トランプ大統領がイランを牽制、ゴールドと原油が急騰
トランプ大統領の最近の関心はイランに向けられており、米国はイランに向け「巨大な艦隊」を派遣してています。トランプ大統領は、イランが核兵器を保有しないとの合意に至るための「時間は残されていない」とイランに警告しました。トランプ大統領は昨日、自身のSNSであるトゥルース・ソーシャルへの投稿で、派遣された艦隊は「迅速かつ暴力的に任務を遂行する用意がある」と述べました。
米政権がイランが交渉の席に着くのをどれほど待つつもりなのかは不透明であり、米軍が既にイラン攻撃の実行計画を立てているのか、それとも単なるはったりに過ぎないのかも明らかではありません。ただし、最近のトランプ大統領の一連の行動を見る限り、はったりであるとは言い切れないでしょう。
予想通り、安全資産であるゴールドは本日も史上最高値を更新しており、1オンスあたり約5,595ドルの新記録を付けました。シルバーも新たな史上最高値を更新し、1オンスあたり120ドルに達しました。銅先物は本日6%上昇するなど、他の貴金属も、貴金属を巡る投機的取引の影響を受けています。
原油先物も勢いを増しており、WTIはほぼ3%上昇して65ドルに達しました。
米ドル安で主要通貨が次々と重要な水準を突破、ECBは警戒態勢
一方で、米ドルが4年ぶりの安値に下落していることは、各国の中央銀行の間で注目を集めています。ECB政策委員会メンバーのヴィルロワ・ド・ガロー仏中銀総裁は昨日、ユーロ高が金融政策に影響を与える可能性があると警告しました。ユーロは今週1.20ドル付近を試している一方で、ポンドは再び1.38ドルを上回り、豪ドルも0.70ドルを突破しています。
カナダドルも上昇しており、2024年10月以来の高値を付けました。これは、昨日に加中銀が政策金利を据え置き、非常に中立的な姿勢を示したにもかかわらずの動きです。
スイスフランも、現在の米ドル売りの動きから恩恵を受け、11年ぶりの高値に上昇しています。

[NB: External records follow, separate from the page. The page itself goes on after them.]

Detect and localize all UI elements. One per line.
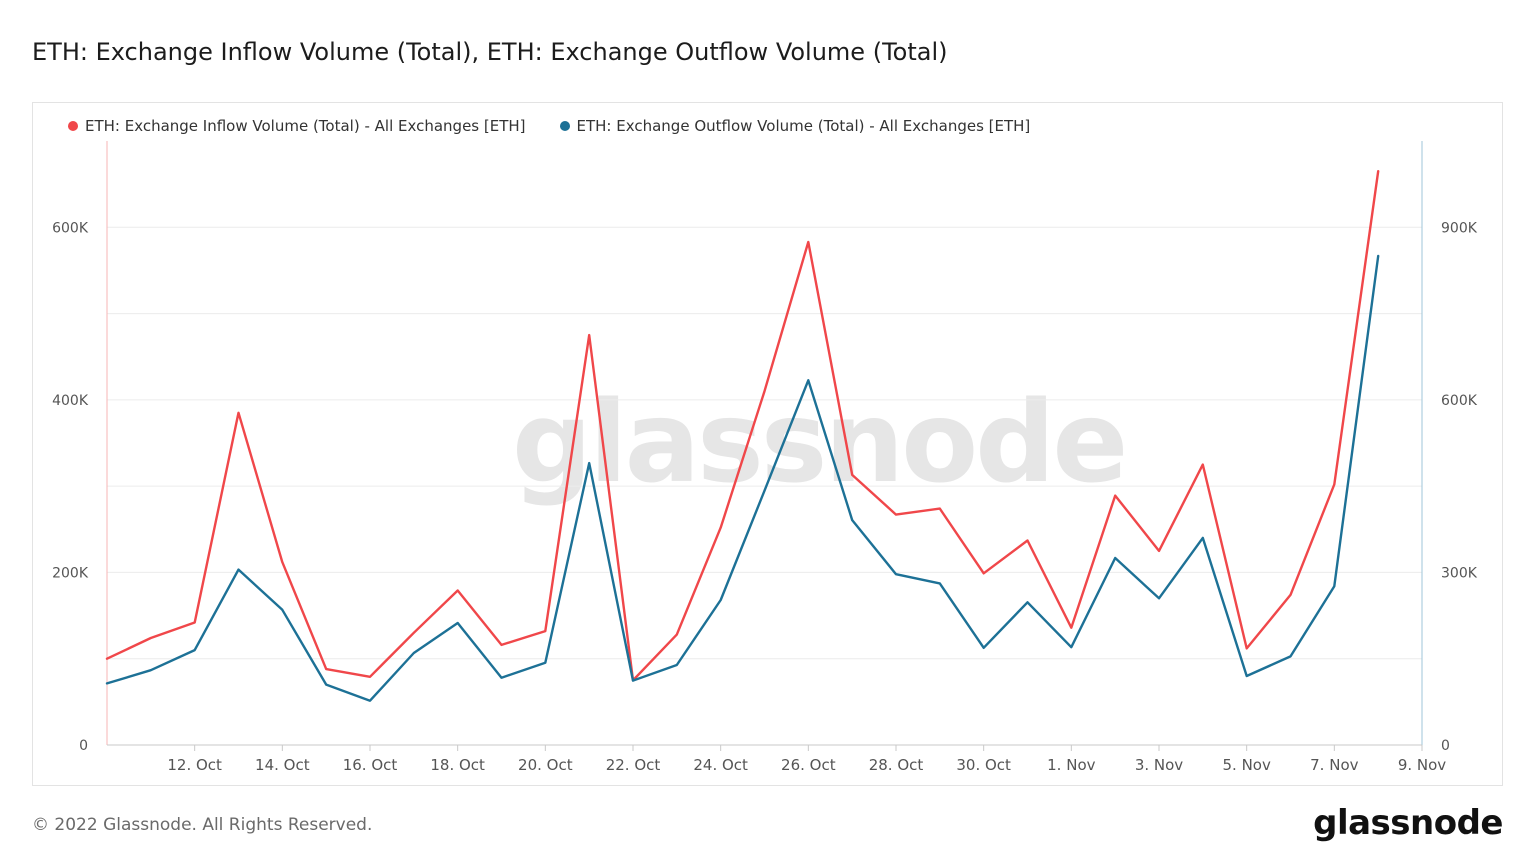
x-tick-label: 30. Oct (956, 756, 1011, 774)
x-tick-label: 7. Nov (1310, 756, 1358, 774)
x-tick-label: 9. Nov (1398, 756, 1446, 774)
outflow-series-line (105, 254, 1380, 702)
y-left-tick-label: 0 (79, 738, 88, 754)
y-right-tick-label: 900K (1441, 220, 1478, 236)
legend-dot-outflow-icon (559, 121, 570, 131)
legend-label-inflow: ETH: Exchange Inflow Volume (Total) - Al… (85, 117, 526, 135)
y-left-tick-label: 400K (52, 393, 89, 409)
chart-frame (32, 102, 1503, 786)
x-tick-label: 16. Oct (343, 756, 398, 774)
x-tick-label: 5. Nov (1222, 756, 1270, 774)
x-tick-label: 22. Oct (606, 756, 661, 774)
x-tick-label: 28. Oct (869, 756, 924, 774)
glassnode-logo: glassnode (1313, 803, 1503, 843)
x-tick-label: 20. Oct (518, 756, 573, 774)
y-right-tick-label: 600K (1441, 393, 1478, 409)
x-tick-label: 12. Oct (167, 756, 222, 774)
legend: ETH: Exchange Inflow Volume (Total) - Al… (68, 117, 1030, 135)
x-tick-label: 3. Nov (1135, 756, 1183, 774)
y-left-tick-label: 200K (52, 565, 89, 581)
legend-label-outflow: ETH: Exchange Outflow Volume (Total) - A… (576, 117, 1031, 135)
x-tick-label: 1. Nov (1047, 756, 1095, 774)
legend-dot-inflow-icon (68, 121, 78, 131)
x-tick-label: 18. Oct (430, 756, 485, 774)
copyright-text: © 2022 Glassnode. All Rights Reserved. (32, 815, 373, 835)
x-tick-label: 24. Oct (693, 756, 748, 774)
y-left-tick-label: 600K (52, 220, 89, 236)
legend-item-outflow[interactable]: ETH: Exchange Outflow Volume (Total) - A… (559, 117, 1031, 135)
x-tick-label: 26. Oct (781, 756, 836, 774)
legend-item-inflow[interactable]: ETH: Exchange Inflow Volume (Total) - Al… (68, 117, 526, 135)
page-title: ETH: Exchange Inflow Volume (Total), ETH… (32, 38, 948, 66)
x-tick-label: 14. Oct (255, 756, 310, 774)
y-right-tick-label: 300K (1441, 565, 1478, 581)
y-right-tick-label: 0 (1441, 738, 1450, 754)
inflow-series-line (105, 169, 1380, 682)
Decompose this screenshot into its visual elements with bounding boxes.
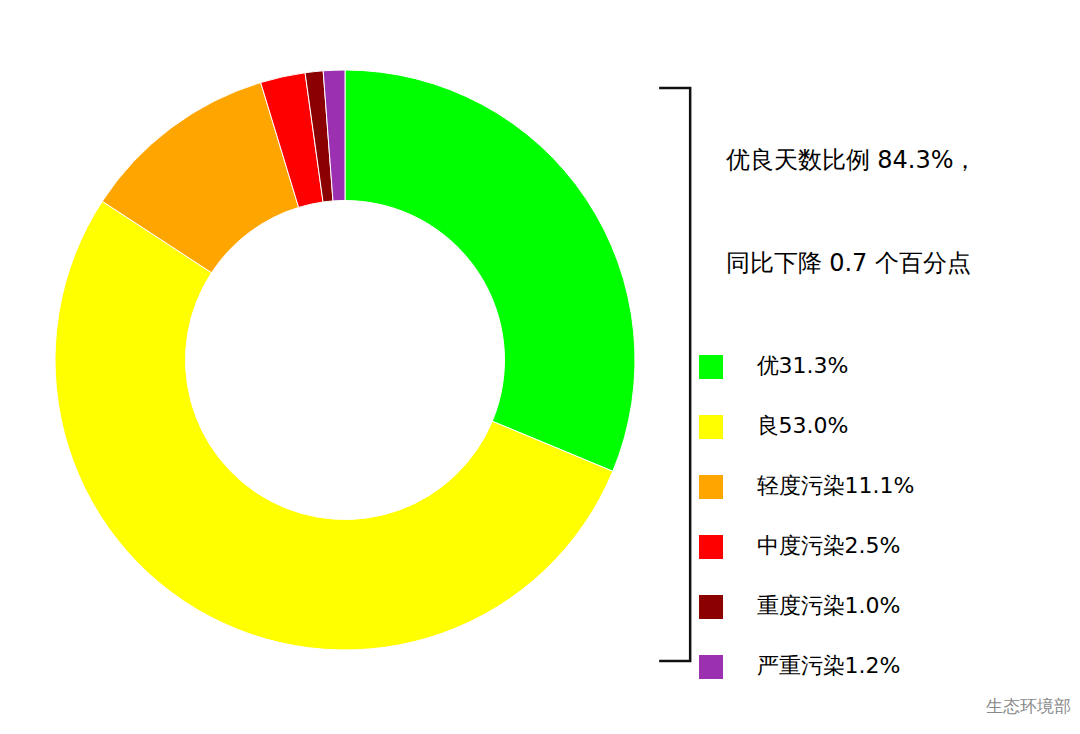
legend: 优31.3% 良53.0% 轻度污染11.1% 中度污染2.5% 重度污染1.0% 严重污… <box>699 353 914 679</box>
bracket-line <box>659 88 690 661</box>
legend-swatch <box>699 535 723 559</box>
legend-label: 轻度污染11.1% <box>757 473 915 498</box>
donut-slice <box>345 70 635 471</box>
legend-swatch <box>699 355 723 379</box>
donut <box>55 70 635 650</box>
legend-label: 中度污染2.5% <box>757 533 901 558</box>
chart: 优良天数比例 84.3%， 同比下降 0.7 个百分点优31.3% 良53.0% 轻度… <box>0 0 1080 734</box>
legend-swatch <box>699 475 723 499</box>
legend-swatch <box>699 415 723 439</box>
legend-label: 严重污染1.2% <box>757 653 901 678</box>
bracket <box>659 88 690 661</box>
donut-slice <box>55 201 613 650</box>
source: 生态环境部 <box>986 696 1071 716</box>
legend-label: 重度污染1.0% <box>757 593 901 618</box>
donut-slice <box>323 70 345 201</box>
legend-label: 优31.3% <box>757 353 849 378</box>
legend-label: 良53.0% <box>757 413 849 438</box>
legend-swatch <box>699 655 723 679</box>
annotation: 同比下降 0.7 个百分点 <box>726 249 971 277</box>
legend-swatch <box>699 595 723 619</box>
annotation: 优良天数比例 84.3%， <box>726 146 978 174</box>
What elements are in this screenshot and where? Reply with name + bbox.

本日後半には、米週間新規失業保険申請件数の発表のほか、トランプ大統領によるイラン情勢に関する最新情報や次期FRB議長について発表があるかどうかにも注目が集まるでしょう。
S&P500が再び最高値を更新、焦点はアップルに移る
一方、株式市場では、米株式市場を牽引する主要テクノロジー企業7社(マグニフィセント・セブン)の最新の決算発表が開始されている中、本日は特にアップルの決算が注目されるでしょう。マイクロソフトとFacebookの親会社であるメタ・プラットフォームズは、昨日の米株式市場の閉場後に、売上高と1株当たり利益の両方で予想を大幅に上回る結果を発表しました。しかし、投資家の反応はまちまちとなり、マイクロソフトは売られ、メタは買われる結果となりました。これは両社ともにAI向け設備投資を大幅に拡大すると発表していたにもかかわらずです。
テスラは売上高では予想を下回ったものの、ロボタクシーやロボティクス事業に関する計画が投資家の関心を引きました。
S&P500は昨日、一時7,000台を超えましたが、最終的にはわずかに下落して取引を終えました。米先物は現在上昇しており、メタやテスラの決算報告からの好材料に支えられています。しかし、本日のアップル社の決算報告が予想を下回る場合、現在の上昇は維持できないかもしれません。